General Outline of Childhood Anxiety

A

Anxiety in children will overlap with adult anxiety that you will have covered in

‘Introduction to Clinical’
Generalised Anxiety Disorder
Social Anxiety Disorder
Some manifestations of anxiety tend to more prevalent in childhood

Separation anxiety
Disproportionate distress when separated from parents
Distress about harm coming to parents
Unable to sleep alone

A combination of inherited factors and environmental stressors

23
Q

General Outline of Traumatic Life Experiences
and internalising behaviours in childhood

A

Physical Health Conditions

20% of children experience chronic physical health conditions such as asthma, epilepsy (van der Lee et al., 2007)

Children with physical health conditions experience higher levels of anxiety than children without physical health conditions (Pinquart & Shen, 2011)

Learned helplessness from unpredictability of physical health conditions (e.g. epileptic fits)

Indirect effect by impacting the family environment (Ferro & Boyle, 2014)

Internalising problems also associated with bullying/peer victimisation

24
Q

General Outline of Modelling and Exposure
and internalising behaviours in childhood

A

Children will use information from people around them to help them learn what is scary/dangerous and what is not (vicarious learning)

Askew, Kessock-Phillip & Field (2008)

25
Q

General Outline of Parenting and how it can cause anxiety in children.

A

Children whose parents have an anxiety disorder are at increased risk for having an anxiety disorder themselves (Li et al., 2008)

26
Q

Outline the most important risk factors that predict conduct disorder

A

Impulsiveness
low IQ
low school achievement
poor parental supervision
punitive or erratic parental discipline
cold parental attitude
child physical abuse
parental conflict
disrupted families
antisocial parents
large family size
low family income
antisocial peers
high delinquency rate schools
high crime neighbourhoods

27
Q

Explain what is meant by SNAP-IV

A

Assesses child behaviour. Completed by a parent.

Items from the DSM-IV criteria for attention-deficit/hyperactivity disorder (ADHD) are included for the two subsets of symptoms: Inattention (items 1–9) and Hyperactivity/Impulsivity (items 10– 18).

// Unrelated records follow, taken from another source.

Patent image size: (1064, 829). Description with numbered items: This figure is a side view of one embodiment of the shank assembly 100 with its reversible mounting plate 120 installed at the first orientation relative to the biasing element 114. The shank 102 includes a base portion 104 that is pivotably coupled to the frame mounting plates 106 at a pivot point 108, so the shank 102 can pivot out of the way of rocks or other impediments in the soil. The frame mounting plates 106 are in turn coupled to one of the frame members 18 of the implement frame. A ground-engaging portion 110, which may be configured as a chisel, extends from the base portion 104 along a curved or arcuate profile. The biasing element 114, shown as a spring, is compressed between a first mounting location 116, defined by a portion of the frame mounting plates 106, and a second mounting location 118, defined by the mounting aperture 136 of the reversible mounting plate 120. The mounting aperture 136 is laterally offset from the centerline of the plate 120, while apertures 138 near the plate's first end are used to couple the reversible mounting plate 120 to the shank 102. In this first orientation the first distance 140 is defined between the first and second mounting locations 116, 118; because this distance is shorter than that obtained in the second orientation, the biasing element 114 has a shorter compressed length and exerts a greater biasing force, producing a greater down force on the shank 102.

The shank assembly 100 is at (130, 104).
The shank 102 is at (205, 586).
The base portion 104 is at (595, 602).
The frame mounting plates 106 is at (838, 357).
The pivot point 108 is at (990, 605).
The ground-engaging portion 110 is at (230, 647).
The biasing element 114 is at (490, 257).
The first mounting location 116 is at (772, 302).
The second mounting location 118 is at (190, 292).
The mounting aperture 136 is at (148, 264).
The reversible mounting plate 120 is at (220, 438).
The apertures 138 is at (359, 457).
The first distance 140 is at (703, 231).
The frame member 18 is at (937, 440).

Also, items from the DSM-IV criteria for oppositional defiant disorder (ODD) are included (items 19–26) because ODD is often present in children with ADHD.

28
Q

What is the Parenting Scale?

A

The Parenting Scale (PS) is brief measure of parenting behaviour that measures ‘mistakes’ in discipline of children (Blair Irvine et al, 1999).

The PS identifies three factors: (a) Laxness, (b) Over-reactivity, and (c) Hostility

The Laxness factor describes the ways in which parents give in, allow rules to go unenforced, or provide positive consequences for misbehaviour.

The Over-reactivity factor reflects mistakes such as displays of anger, meanness, and irritability.

The Hostility factor reflects warmth and support.

The respondent indicates their position between an ineffective response versus its more effective counterpart on a 7-point scale.